Find closed form formula for $c(n,n-4)$.

Question

Find closed form formula for $c(n,n-4)$.

Where $c(n,k)$ are signless stirling numbers of first kind.

I need help.This is my last question all others problems of my exercise I have solved this is last one please help me.

Thanks.

Answer 1

Here is a solution by generating functions for verification purpose until something simpler appears.

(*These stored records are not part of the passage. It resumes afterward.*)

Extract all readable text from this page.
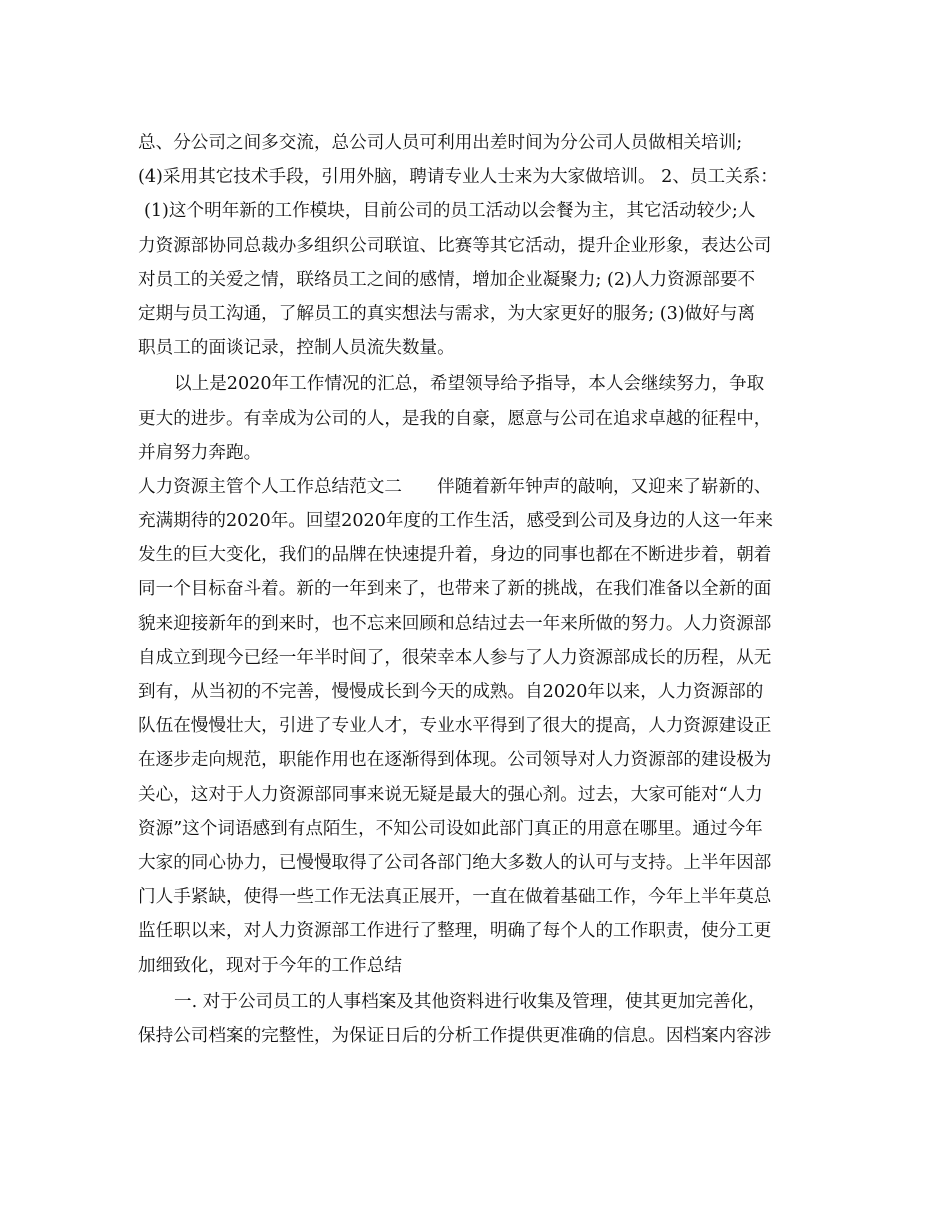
总、分公司之间多交流，总公司人员可利用出差时间为分公司人员做相关培训;
(4)采用其它技术手段，引用外脑，聘请专业人士来为大家做培训。 2、员工关系：
(1)这个明年新的工作模块，目前公司的员工活动以会餐为主，其它活动较少;人
力资源部协同总裁办多组织公司联谊、比赛等其它活动，提升企业形象，表达公司
对员工的关爱之情，联络员工之间的感情，增加企业凝聚力; (2)人力资源部要不
定期与员工沟通，了解员工的真实想法与需求，为大家更好的服务; (3)做好与离
职员工的面谈记录，控制人员流失数量。
以上是2020年工作情况的汇总，希望领导给予指导，本人会继续努力，争取
更大的进步。有幸成为公司的人，是我的自豪，愿意与公司在追求卓越的征程中，
并肩努力奔跑。
人力资源主管个人工作总结范文二　　伴随着新年钟声的敲响，又迎来了崭新的、
充满期待的2020年。回望2020年度的工作生活，感受到公司及身边的人这一年来
发生的巨大变化，我们的品牌在快速提升着，身边的同事也都在不断进步着，朝着
同一个目标奋斗着。新的一年到来了，也带来了新的挑战，在我们准备以全新的面
貌来迎接新年的到来时，也不忘来回顾和总结过去一年来所做的努力。人力资源部
自成立到现今已经一年半时间了，很荣幸本人参与了人力资源部成长的历程，从无
到有，从当初的不完善，慢慢成长到今天的成熟。自2020年以来，人力资源部的
队伍在慢慢壮大，引进了专业人才，专业水平得到了很大的提高，人力资源建设正
在逐步走向规范，职能作用也在逐渐得到体现。公司领导对人力资源部的建设极为
关心，这对于人力资源部同事来说无疑是最大的强心剂。过去，大家可能对“人力
资源”这个词语感到有点陌生，不知公司设如此部门真正的用意在哪里。通过今年
大家的同心协力，已慢慢取得了公司各部门绝大多数人的认可与支持。上半年因部
门人手紧缺，使得一些工作无法真正展开，一直在做着基础工作，今年上半年莫总
监任职以来，对人力资源部工作进行了整理，明确了每个人的工作职责，使分工更
加细致化，现对于今年的工作总结
一. 对于公司员工的人事档案及其他资料进行收集及管理，使其更加完善化，
保持公司档案的完整性，为保证日后的分析工作提供更准确的信息。因档案内容涉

Observe that there cannot be a cycle of length at least six because that leaves $n-6$ items which can form at most $n-6$ cycles for a total of $n-5$ cycles. Similarly for a cycle of length seven and so on.

The species of permutations with cycles of length at most five is is $$\mathfrak{P} (\mathcal{A}_1 \mathfrak{C}_{=1}(\mathcal{Z}) + \mathcal{A}_2 \mathfrak{C}_{=2}(\mathcal{Z}) + \cdots + \mathcal{A}_5 \mathfrak{C}_{=5}(\mathcal{Z})).$$

This gives the generating function $$G(z) = \exp\left(\sum_{q=1}^5 a_q \frac{z^q}{q}\right) = \prod_{q=1}^5 \exp\left( a_q \frac{z^q}{q} \right).$$

Now there are several cases.

First case.
A five-cycle and $n-5$ fixed points. This gives the generating function $$\frac{1}{(n-5)!} \left(\frac{z}{1}\right)^{n-5} \exp\left(a_2 \frac{z^2}{2}\right) \exp\left(a_3 \frac{z^3}{3}\right) \exp\left(a_4 \frac{z^4}{4}\right) \frac{1}{1} \left(\frac{z^5}{5}\right)^1.$$ We can drop the contributions in $a_2, a_3, a_4$ as no such cycles appear because there aren't any items left over, for an answer of $$\frac{1}{(n-5)!} \left(\frac{z}{1}\right)^{n-5} \left(\frac{z^5}{5}\right)^1.$$

Second case.
A four-cycle, a two-cycle and $n-6$ fixed points, for a contribution of $$\frac{1}{(n-6)!} \left(\frac{z}{1}\right)^{n-6} \left(\frac{z^2}{2}\right)^1 \left(\frac{z^4}{4}\right)^1.$$

Third case. Two three-cycles and $n-6$ fixed points, for a contribution of $$\frac{1}{(n-6)!}\left(\frac{z}{1}\right)^{n-6} \frac{1}{2} \left(\frac{z^3}{3}\right)^2.$$

Fourth case. A three-cycle, two two-cycles and $n-7$ fixed points for a contribution of $$\frac{1}{(n-7)!} \left(\frac{z}{1}\right)^{n-7} \frac{1}{2} \left(\frac{z^2}{2}\right)^2 \left(\frac{z^3}{3}\right)^1.$$

Fifth case. Four two-cycles and $n-8$ fixed points for a contribution of $$\frac{1}{(n-8)!}\left(\frac{z}{1}\right)^{n-8} \frac{1}{24} \left(\frac{z^2}{2}\right)^4.$$

Adding the contributions from these generating functions we obtain $$\frac{z^n}{(n-5)!} \times \left(\frac{1}{5} + \frac{n-5}{8} + \frac{n-5}{18} + \frac{(n-5)(n-6)}{24} + \frac{(n-5)(n-6)(n-7)}{384} \right) \\ = \frac{z^n}{(n-5)!} \times \left(\frac{1}{384} n^3 - \frac{1}{192} n^2 + \frac{1}{1152} n + \frac{1}{2880}\right).$$

Performing coefficient extraction on this we obtain the answer $$n! [z^n] \frac{z^n}{(n-5)!} \times \left(\frac{1}{384} n^3 - \frac{1}{192} n^2 + \frac{1}{1152} n + \frac{1}{2880}\right) \\ = \frac{n!}{(n-5)!} \left(\frac{1}{384} n^3 - \frac{1}{192} n^2 + \frac{1}{1152} n + \frac{1}{2880}\right).$$